Entertainment & Arts

Beginners' guide to Mo Yan

Image caption Six of Mo Yan's works have been translated into English

Chinese author Mo Yan has been awarded the 2012 Nobel Prize for literature.

Michel Hockx, Professor of Chinese at the School of Oriental and African Studies, part of the University of London, hosted a lecture by the author during the recent London Book Fair.

Here, he offers a brief guide to the prolific 57-year-old novelist.

Who is Mo Yan?

Mo Yan is a popular novelist living in China who has been producing a steady output of fiction since the 1980s. He is also one of the most translated Chinese novelists into English, certainly among living authors.

What genre do his books fall into?

He writes a mixture of realism and magical realism. Earlier works were more historical, but as his career has developed, the stories have become more elaborate, more complicated and more unusual.

What does he write about?

He writes about rural communities in China that seem to be very familiar, very ordinary - the sort of region where he grew up - but then all kinds of magical and unusual things start to happen.

Who reads his books?

He is a wonderful storyteller, and is someone who could appeal to anyone. The novels - especially the early ones - are quite easy to read. They are good, gripping stories.

When he spoke at SOAS during the London Book Fair what I noticed was that a lot of the audience were not Chinese experts, they had just read his novels in translation and really liked them. They just wanted to see him and meet him, he has a strong international following.

What is his best-known book?

The earliest novel by him that was translated into English was Red Sorghum, which was also turned into a very famous movie by Zhang Yimou. It's actually a very complicated tale. It's a historical novel written from the perspective of a child growing up during up the second world war.

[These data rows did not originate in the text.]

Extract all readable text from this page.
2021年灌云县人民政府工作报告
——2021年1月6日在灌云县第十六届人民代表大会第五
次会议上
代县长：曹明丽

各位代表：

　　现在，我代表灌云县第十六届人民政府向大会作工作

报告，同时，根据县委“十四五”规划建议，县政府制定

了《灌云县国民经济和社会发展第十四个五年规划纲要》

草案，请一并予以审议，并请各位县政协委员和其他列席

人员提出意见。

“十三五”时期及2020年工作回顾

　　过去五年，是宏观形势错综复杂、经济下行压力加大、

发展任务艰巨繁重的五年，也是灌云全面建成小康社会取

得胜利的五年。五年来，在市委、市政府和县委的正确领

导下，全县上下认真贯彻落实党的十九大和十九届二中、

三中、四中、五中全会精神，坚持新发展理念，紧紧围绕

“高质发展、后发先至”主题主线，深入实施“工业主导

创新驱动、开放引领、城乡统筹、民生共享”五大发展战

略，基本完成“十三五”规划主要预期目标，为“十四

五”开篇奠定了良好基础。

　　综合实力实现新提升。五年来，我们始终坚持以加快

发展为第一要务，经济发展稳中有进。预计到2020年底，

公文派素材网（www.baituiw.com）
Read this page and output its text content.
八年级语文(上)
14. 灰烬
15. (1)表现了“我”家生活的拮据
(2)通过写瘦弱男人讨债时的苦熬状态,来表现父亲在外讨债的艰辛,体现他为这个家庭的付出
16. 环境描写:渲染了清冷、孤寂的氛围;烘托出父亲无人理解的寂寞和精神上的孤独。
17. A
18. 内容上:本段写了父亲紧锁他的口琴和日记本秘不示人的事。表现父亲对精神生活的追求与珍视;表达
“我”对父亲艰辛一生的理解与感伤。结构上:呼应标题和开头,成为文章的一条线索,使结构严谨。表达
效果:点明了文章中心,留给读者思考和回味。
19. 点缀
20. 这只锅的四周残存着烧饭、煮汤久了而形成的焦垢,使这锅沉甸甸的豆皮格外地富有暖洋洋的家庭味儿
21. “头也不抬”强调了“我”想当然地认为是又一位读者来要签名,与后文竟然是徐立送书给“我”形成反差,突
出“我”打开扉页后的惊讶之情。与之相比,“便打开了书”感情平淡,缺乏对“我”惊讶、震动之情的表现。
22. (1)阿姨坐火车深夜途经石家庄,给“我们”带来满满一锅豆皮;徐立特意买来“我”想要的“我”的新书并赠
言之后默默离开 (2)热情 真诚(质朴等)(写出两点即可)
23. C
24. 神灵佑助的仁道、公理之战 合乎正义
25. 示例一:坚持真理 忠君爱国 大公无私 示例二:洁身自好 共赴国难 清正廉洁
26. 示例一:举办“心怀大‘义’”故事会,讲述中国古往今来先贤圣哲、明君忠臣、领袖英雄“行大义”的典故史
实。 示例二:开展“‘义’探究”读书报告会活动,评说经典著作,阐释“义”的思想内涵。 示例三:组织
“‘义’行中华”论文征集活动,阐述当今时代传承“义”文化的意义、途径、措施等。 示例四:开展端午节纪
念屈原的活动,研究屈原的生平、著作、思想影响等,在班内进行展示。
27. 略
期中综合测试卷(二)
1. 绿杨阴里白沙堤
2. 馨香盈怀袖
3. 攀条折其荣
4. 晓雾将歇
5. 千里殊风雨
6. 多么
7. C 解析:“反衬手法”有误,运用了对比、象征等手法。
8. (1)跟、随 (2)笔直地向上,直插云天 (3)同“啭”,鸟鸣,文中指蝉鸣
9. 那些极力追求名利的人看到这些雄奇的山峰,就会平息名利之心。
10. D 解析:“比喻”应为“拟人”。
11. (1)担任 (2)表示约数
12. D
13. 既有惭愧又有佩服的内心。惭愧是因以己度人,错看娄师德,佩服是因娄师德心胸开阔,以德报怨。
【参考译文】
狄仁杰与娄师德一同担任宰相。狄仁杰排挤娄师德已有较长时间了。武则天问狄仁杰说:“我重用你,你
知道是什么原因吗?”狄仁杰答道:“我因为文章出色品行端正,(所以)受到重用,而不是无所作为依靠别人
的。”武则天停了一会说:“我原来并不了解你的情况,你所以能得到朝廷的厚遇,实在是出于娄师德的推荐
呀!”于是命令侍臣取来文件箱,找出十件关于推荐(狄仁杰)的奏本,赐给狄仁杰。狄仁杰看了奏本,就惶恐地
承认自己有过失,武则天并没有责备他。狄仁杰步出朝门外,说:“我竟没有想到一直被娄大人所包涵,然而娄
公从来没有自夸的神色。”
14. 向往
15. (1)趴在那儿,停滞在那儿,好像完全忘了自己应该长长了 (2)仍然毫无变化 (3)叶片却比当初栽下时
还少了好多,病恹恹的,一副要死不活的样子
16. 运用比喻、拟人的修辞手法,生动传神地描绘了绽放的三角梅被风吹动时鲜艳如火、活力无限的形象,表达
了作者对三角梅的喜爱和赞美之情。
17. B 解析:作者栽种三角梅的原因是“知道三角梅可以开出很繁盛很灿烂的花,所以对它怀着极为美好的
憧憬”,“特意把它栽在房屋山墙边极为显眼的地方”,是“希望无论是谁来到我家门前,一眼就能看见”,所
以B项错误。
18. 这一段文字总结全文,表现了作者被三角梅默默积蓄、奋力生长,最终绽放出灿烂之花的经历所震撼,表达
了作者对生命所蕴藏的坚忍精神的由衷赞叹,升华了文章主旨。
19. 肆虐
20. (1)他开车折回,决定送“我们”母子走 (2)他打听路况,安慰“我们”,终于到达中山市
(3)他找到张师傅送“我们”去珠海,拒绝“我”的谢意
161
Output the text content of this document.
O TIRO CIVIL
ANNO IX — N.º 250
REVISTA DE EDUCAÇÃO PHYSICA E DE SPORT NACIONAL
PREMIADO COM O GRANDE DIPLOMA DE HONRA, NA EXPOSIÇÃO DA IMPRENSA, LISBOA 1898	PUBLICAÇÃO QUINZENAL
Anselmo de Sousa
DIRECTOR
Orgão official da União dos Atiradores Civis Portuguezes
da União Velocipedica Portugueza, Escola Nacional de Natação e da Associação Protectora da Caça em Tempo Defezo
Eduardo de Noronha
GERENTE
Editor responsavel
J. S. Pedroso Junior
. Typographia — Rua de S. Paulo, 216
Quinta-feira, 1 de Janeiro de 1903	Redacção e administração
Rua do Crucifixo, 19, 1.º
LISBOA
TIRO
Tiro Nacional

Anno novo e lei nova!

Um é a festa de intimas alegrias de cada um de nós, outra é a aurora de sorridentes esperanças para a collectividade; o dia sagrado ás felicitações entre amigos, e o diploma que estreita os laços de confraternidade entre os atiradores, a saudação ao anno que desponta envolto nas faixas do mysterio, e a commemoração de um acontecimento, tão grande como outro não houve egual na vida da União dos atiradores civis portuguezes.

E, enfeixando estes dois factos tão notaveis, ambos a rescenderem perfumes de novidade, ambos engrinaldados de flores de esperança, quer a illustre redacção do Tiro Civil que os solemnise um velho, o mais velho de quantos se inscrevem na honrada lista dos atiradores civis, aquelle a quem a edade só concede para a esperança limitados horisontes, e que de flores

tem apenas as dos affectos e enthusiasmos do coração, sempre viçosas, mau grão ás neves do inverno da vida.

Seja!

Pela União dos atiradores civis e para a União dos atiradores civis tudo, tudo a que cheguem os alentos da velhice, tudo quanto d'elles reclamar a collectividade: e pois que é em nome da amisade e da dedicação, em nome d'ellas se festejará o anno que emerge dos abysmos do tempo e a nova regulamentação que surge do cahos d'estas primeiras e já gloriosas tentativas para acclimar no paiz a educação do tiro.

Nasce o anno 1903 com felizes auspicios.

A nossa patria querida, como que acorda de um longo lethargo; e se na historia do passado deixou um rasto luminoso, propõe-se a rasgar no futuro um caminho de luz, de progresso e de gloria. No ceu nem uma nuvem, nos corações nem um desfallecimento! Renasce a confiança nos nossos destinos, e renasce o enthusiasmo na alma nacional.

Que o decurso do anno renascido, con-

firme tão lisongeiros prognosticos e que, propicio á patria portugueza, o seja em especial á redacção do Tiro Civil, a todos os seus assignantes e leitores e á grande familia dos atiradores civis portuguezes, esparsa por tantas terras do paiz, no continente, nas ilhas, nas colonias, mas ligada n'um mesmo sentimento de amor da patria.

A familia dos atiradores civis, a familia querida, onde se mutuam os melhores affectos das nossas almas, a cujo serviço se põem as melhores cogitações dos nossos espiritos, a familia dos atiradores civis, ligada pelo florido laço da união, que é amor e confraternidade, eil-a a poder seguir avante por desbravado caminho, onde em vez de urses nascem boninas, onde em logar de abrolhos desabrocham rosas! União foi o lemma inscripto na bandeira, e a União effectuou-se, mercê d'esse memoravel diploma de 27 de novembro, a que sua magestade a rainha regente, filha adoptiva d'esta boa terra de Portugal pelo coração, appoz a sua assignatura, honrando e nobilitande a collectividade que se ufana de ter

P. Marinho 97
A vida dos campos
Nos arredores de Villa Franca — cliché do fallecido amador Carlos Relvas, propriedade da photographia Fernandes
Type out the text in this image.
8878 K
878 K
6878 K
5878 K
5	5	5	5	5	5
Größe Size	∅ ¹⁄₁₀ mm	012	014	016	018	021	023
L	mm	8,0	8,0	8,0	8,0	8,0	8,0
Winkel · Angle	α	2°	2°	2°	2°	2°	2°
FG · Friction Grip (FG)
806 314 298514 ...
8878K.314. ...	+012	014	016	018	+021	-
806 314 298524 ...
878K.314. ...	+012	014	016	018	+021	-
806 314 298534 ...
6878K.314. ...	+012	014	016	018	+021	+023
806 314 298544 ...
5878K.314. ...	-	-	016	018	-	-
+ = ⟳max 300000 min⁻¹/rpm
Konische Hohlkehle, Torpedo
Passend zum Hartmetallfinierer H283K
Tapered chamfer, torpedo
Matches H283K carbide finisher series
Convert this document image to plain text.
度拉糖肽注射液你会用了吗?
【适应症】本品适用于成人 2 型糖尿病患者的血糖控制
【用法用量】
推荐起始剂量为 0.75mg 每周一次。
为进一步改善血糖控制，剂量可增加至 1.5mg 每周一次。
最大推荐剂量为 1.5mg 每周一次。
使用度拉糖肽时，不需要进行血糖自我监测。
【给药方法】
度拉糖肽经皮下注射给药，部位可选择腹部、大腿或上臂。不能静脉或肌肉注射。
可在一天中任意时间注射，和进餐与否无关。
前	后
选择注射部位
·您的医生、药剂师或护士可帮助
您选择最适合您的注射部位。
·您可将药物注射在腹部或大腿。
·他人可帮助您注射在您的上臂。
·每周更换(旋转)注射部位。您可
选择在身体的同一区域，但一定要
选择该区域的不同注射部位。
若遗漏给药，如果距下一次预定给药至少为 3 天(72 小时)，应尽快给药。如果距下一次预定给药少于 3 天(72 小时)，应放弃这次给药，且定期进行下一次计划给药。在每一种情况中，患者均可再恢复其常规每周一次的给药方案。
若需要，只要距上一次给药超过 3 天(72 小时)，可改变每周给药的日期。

I was in China when that film came out and I remember audiences going absolutely crazy for it.

Is he political?

Mo Yan was asked whether he was political when he was here at the London Book Fair. His response was: 'Of course I care about politics, and I write about things that I see that I think are wrong - but I also think that the writer should not just be a political activist, a writer should be a writer, first and foremost'.

He has had his spats with the authorities, but nothing serious.

Is he a good pick to win the Nobel Prize for literature?

It's a good choice. He has been writing for decades. He has a very impressive oeuvre, a large readership and he addresses the human condition in a way in which the Nobel Committee likes to see.